In what ways, if any, do you think youth outside of Kenya can help reach some of the goals you have just described?  Do you think there is anything black youth, in particular, in different parts of the world should know and do about the situation in Kenya?

Putting it in an extremely simple manner, knowledge is power. The more information that is shared across geographical and social boundaries, the better placed young people are to help others, to partner with them. Perhaps what black youth from different parts of the world need to know is that we are not as dissimilar as they think. We share a lot of the same angst, the same hopes and fears, the same desire for progress and pride in our own.

How would you say Kenya’s future is tied to that of the African continent, generally?  Do you think Pan-Africanism is still relevant in Kenya?

Pan-Africanism is definitely still relevant in Kenya. We saw the huge ripple effect of the 2007 post-election violence in the region and on a wider scale—there’s no way one country’s stability or development can be considered as standing apart from the rest.  We’ve probably started to think more in terms of regional blocs (the East African Community, for example), so that helps to contextualize Pan-Africanism, which is a concept that was perhaps more abstract for this generation.

Anything else you want to share…?

[Borrowed from a speech made by Bill Clinton a few years ago] Everyone has the ability to make a difference. And because you can, you must.

Finally, what does living unchained mean to you?
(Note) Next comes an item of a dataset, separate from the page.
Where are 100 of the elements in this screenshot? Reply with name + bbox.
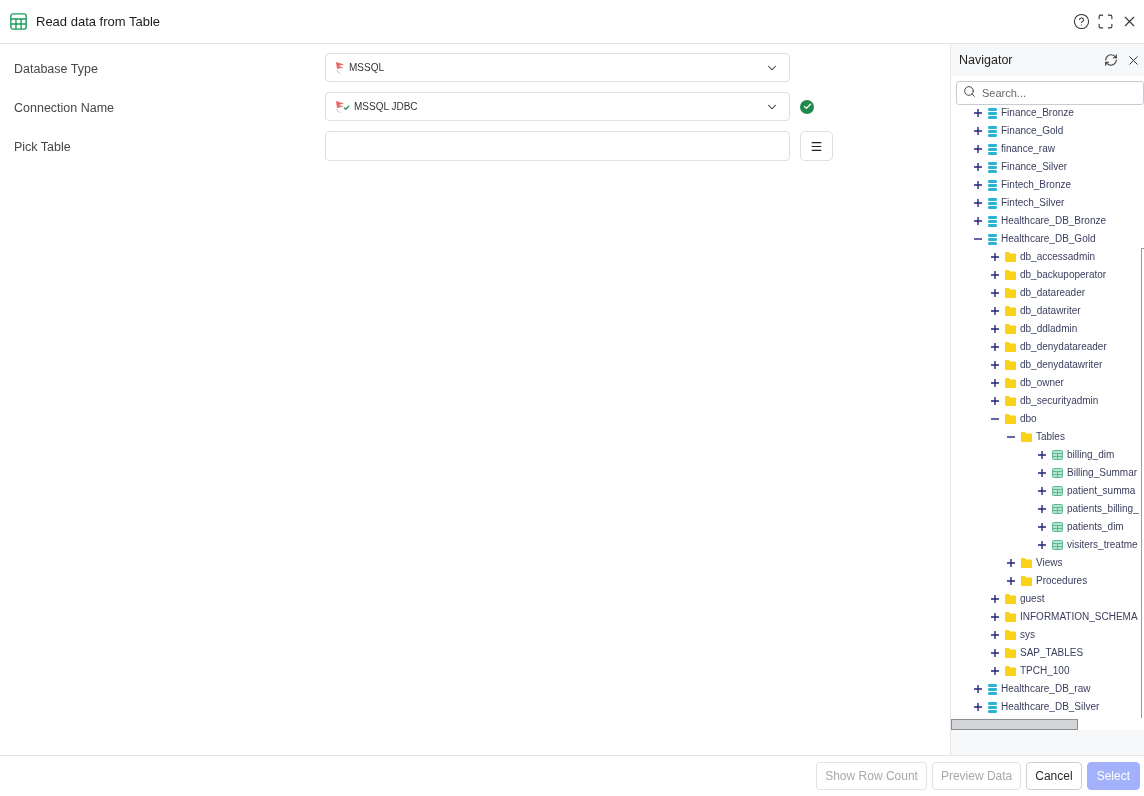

Living unchained means the ability to be undefined. It means embracing the multiple identities we hold as young 21st century Africans living in a globalized word. Amartya Sen has a great way of putting it:  “Despite the immensity of the vision implicit in the laudable task of ‘situating a person in the society’, the translation of that vision into actual application has often taken the form of neglecting the relevance of the person’s plural social relations, seriously underestimating the richness of the multiple features of her ‘social situation’. The underlying vision sees humanity in a dramatically reduced form.”

Kuweni Serious partners significantly with Just a Band, and they explained that quite succinctly in their article here. We at Kuweni Serious stand with that as our definition of living unchained.

Follow Just a Band and Kuweni Serious on Twitter for the latest updates.


2 responses to “Kenya’s Creative Fire: A Conversation with Rachel Gichinga of Kuweni Serious

  1. Great interview on both ends. If you included a plug about where to send the money I would. Don’t stop!

  2. This puts a lot of things into perspective- there’s all this talk about young Kenyans and about the things out there for them, but if they”re not communicated to them, its all just rhetoric- annoying, unfeeling rhetoric. Keep doing what you do, and we’ll keep listening/reading/forwarding/ and doing what we do!